現場に行っても何をやっているのか分からない。
分からないから面白くない。
その上実力がないことがバレちゃうので恥をかく。
ますます現場に行かなくなる、という負のスパイラルに落ち込みます。

もちろんただ現場に行けばいいってもんじゃありませんよ。
書類や図面を読むのも大切です。
書類や図面に書いてあるものを、現場でも確認する。
現場で見てよく理解できないことがあれば、書類や図面をよく読み込んでみる。
現場とデスクワークを相互にリンクさせることが大切。
そうやって実力を上げていくわけです。
実力が上がると楽しくなります。ゴキゲンになれます。
ポジティブフィードバックが働き、現場に足を運ぶことも苦ではなくなるんです。

先週の検査では、神戸研に造ったiPS研究棟電気工事設計変更契約も検査対象になりました。
勤勉実直なスタッフたちのおかげで、資料は完全に調っています。
ぼくももちろん施工中から現場をよく見て把握している。
だから検査対象になってもあわてることはありませんでした。
検査当日、半年前に入社した新人君も後学のために神戸に出張してくることになりました。
じゃあ君がメインで説明してみますか、と言いました。
せっかく公費を使って出張してくるんだから、実践で鍛えた方が有意義だからね。
ぼくは隣に座ってきちんとフォローするからさ。
新人君も「やってみる!」と言いましたよ。
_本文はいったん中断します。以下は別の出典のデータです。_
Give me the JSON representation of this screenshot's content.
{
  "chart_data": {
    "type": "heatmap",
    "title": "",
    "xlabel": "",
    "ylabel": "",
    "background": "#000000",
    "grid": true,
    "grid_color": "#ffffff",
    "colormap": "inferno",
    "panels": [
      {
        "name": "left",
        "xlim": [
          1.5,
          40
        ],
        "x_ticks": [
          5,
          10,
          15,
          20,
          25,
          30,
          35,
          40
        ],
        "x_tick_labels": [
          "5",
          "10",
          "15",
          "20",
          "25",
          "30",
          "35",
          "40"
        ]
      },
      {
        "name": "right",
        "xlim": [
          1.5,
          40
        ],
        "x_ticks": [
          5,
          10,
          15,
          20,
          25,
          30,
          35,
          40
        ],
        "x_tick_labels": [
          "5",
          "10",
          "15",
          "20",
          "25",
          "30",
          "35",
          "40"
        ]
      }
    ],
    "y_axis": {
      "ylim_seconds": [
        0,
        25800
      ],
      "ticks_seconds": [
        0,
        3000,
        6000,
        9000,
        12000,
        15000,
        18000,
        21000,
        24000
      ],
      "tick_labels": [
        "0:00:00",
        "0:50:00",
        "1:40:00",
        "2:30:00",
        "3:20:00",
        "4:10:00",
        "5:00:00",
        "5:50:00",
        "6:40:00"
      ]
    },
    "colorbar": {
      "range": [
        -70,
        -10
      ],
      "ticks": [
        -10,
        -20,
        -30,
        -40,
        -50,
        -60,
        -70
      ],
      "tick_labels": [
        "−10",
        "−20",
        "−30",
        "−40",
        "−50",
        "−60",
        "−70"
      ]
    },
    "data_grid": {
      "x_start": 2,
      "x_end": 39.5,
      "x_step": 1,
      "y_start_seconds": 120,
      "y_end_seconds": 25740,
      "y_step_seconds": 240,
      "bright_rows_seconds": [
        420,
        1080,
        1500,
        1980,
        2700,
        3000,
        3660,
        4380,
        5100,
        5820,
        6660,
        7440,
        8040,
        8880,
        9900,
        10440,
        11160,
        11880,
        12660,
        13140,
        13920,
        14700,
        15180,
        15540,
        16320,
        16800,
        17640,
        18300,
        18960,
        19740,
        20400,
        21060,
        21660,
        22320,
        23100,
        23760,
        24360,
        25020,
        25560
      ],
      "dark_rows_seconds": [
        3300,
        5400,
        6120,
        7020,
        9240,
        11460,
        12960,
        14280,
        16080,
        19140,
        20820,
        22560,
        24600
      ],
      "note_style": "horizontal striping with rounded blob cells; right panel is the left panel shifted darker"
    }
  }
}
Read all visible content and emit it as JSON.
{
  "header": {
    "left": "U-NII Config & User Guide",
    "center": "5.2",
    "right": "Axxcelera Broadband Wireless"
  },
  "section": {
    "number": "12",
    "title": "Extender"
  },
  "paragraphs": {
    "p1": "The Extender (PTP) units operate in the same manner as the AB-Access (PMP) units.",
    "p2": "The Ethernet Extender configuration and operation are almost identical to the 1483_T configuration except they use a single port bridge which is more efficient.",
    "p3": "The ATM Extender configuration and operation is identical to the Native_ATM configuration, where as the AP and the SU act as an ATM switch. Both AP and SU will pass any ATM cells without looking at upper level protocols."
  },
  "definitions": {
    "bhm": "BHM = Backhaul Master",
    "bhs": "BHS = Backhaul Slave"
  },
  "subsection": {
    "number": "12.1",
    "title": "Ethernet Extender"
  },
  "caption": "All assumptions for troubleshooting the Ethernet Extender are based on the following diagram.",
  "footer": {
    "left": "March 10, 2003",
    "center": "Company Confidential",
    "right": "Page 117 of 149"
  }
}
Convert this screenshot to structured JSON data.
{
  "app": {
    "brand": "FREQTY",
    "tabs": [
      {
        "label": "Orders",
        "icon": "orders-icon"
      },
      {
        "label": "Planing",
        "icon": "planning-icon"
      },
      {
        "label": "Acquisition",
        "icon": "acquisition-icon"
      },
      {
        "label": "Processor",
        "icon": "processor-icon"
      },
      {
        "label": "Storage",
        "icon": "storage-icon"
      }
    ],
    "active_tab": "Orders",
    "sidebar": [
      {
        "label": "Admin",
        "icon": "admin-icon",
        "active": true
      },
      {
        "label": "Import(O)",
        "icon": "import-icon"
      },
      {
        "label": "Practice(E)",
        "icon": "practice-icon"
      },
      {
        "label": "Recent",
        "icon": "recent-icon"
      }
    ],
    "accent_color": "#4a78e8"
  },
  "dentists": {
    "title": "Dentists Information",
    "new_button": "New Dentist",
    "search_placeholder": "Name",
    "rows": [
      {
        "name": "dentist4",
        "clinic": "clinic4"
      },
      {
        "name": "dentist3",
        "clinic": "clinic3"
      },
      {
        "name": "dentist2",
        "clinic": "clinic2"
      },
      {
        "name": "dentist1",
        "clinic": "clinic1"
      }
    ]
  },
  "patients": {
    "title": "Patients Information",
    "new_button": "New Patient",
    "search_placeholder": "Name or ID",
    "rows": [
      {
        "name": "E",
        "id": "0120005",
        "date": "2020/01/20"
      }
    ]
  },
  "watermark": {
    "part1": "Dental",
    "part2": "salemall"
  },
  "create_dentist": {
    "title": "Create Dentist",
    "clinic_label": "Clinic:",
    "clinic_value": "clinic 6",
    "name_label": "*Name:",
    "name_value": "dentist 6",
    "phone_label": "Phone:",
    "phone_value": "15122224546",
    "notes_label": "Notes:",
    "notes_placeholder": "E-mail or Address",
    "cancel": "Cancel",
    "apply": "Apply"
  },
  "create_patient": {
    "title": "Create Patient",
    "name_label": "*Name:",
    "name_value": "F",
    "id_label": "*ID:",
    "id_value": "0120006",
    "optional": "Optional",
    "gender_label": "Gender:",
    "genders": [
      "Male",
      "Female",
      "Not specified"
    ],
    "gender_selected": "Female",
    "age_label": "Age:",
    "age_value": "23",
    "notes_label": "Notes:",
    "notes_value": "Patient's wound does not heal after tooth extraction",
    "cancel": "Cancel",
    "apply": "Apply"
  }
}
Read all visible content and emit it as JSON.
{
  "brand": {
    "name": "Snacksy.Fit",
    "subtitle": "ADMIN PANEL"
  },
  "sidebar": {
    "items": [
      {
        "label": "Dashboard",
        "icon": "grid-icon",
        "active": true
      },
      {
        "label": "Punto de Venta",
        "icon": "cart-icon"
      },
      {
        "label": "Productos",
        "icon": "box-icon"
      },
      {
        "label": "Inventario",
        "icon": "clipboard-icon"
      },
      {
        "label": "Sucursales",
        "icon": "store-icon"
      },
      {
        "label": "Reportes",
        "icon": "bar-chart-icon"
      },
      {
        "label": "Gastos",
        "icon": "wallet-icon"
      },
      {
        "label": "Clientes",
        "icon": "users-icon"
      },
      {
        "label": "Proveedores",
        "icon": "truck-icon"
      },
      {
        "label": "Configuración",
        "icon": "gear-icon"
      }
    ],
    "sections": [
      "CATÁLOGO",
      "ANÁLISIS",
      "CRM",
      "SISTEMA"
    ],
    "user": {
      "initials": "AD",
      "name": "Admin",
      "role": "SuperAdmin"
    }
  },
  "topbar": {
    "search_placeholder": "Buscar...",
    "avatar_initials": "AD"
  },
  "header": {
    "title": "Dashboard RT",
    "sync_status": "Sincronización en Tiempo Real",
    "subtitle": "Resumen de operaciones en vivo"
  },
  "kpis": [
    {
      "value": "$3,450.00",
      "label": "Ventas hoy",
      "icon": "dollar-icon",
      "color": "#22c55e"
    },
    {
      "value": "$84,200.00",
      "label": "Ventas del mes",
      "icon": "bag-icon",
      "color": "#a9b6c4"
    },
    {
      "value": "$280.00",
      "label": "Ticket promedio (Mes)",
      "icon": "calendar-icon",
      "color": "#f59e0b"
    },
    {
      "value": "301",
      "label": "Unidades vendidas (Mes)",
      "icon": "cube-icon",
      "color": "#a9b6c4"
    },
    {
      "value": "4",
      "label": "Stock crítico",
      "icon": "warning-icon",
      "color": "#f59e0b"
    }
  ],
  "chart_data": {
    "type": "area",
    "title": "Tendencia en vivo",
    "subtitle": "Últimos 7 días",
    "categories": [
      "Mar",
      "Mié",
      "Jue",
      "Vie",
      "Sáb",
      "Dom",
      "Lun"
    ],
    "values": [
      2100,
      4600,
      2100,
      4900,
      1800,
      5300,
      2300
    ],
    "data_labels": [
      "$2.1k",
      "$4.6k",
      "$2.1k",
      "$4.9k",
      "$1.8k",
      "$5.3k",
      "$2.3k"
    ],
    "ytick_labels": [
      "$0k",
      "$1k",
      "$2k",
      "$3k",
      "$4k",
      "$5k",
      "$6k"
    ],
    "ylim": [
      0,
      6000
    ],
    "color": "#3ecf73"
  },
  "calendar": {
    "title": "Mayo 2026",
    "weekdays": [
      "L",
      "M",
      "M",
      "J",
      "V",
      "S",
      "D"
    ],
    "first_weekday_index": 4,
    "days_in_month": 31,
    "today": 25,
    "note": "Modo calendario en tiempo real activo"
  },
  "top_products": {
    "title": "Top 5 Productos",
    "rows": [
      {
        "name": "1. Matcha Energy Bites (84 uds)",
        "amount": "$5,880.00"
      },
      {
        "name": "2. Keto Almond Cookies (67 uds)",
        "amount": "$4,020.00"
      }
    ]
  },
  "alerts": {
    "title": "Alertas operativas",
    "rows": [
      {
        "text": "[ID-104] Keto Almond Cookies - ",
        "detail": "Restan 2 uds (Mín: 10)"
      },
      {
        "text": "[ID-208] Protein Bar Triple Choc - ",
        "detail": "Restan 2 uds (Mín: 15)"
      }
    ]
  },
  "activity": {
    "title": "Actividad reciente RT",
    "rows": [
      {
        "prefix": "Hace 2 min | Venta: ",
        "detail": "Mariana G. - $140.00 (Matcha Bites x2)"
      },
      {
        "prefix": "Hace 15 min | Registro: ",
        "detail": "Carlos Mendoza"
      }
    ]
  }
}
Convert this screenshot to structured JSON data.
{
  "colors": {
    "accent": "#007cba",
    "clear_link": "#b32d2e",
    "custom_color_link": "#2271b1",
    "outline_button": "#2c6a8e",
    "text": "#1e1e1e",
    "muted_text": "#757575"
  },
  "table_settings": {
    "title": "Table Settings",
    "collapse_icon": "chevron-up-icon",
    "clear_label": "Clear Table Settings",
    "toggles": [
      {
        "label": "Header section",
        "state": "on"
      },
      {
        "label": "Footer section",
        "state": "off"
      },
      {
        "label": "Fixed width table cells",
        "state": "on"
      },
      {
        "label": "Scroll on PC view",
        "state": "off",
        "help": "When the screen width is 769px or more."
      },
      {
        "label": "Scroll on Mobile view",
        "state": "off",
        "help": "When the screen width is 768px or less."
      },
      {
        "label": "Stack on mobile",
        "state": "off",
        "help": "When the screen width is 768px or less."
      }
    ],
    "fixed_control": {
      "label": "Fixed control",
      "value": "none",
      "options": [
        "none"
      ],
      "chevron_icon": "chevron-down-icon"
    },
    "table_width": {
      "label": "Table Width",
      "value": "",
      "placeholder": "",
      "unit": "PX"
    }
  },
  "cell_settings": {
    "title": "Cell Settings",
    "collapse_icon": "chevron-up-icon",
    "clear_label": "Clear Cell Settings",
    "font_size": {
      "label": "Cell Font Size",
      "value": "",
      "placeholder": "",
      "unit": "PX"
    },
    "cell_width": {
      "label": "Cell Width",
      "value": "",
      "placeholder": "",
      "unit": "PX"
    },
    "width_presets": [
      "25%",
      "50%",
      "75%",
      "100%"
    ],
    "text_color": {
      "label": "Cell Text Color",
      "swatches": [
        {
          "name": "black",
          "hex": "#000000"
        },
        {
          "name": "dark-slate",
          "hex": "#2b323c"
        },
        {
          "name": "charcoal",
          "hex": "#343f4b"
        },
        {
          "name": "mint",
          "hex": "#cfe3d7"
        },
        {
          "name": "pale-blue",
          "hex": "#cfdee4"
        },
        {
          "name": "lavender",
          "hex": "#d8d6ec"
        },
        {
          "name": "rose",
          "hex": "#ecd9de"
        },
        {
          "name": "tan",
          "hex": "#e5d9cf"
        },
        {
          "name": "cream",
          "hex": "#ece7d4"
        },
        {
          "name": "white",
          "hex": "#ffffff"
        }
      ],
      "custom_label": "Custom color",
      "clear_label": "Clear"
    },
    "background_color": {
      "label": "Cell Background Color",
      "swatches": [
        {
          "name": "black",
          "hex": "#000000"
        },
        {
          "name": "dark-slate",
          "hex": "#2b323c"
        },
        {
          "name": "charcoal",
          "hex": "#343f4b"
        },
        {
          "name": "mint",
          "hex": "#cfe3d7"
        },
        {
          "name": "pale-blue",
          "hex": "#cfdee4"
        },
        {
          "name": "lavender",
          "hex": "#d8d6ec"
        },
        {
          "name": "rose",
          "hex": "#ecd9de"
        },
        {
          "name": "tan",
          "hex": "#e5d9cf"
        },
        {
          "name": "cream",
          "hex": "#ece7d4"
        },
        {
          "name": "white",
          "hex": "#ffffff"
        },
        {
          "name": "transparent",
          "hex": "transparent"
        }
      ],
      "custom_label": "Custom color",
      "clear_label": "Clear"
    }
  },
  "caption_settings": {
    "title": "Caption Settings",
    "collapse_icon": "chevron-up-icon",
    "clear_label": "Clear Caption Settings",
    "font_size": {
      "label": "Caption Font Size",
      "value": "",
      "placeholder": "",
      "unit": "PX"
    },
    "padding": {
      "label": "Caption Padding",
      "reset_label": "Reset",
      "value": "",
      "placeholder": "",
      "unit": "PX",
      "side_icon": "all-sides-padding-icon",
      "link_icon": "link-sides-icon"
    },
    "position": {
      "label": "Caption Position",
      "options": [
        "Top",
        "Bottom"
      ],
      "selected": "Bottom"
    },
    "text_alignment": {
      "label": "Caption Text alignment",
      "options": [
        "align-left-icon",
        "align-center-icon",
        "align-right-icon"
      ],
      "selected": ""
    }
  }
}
エライ、エライ。

検査1週間前、検査資料を全部彼に預けました。
まずは書類を読み込んで、何がどこに書いてあるか把握すること。
それとともに、書類に出てくる部材、用語について、自分が知らないことは調べておき、頭にたたき込むこと。
そして検査前日早めに神戸入りして、現地を歩き回ってよく見ること。
書類にあるモノがどこにあって、どんな働きをしているか、自分の目で見ること。
そう新人君に指示しました。

そして、検査当日。
ぼくらの出番は2番目です。
新人君も緊張した顔つきでした。
ところが、1番目の検査が躓き、予定していた検査時間を大幅に超過。
とうとう時間切れで、ぼくらの検査まで回ってきませんでしたよ。
残念無念。
で、1番目の検査が躓いた原因はというと、上に書いたとおりだったんだなー。

事件は現場で起こっている。
そしてその解決も現場でしかできない。
そんなことが、新人君にも伝わったら嬉しいなーと思いました。



写真は、和光に建設した脳センター神経回路遺伝学棟のラボ。
研究者の机と実験台をガラスの扉を隔ててすぐ隣に配置しました。
実験中、調べたいことを思いついたらすぐ机に行って文献検索ができる。
論文執筆中、追加実験の必要が出てきたらすぐ実験台に行ってデータを取る。
研究者の動線を最短で結んだのです。
つまり、現場とすぐ行き来できるってこと。
このあたりも日本のラボとしては新しいデザインかなーと思っています。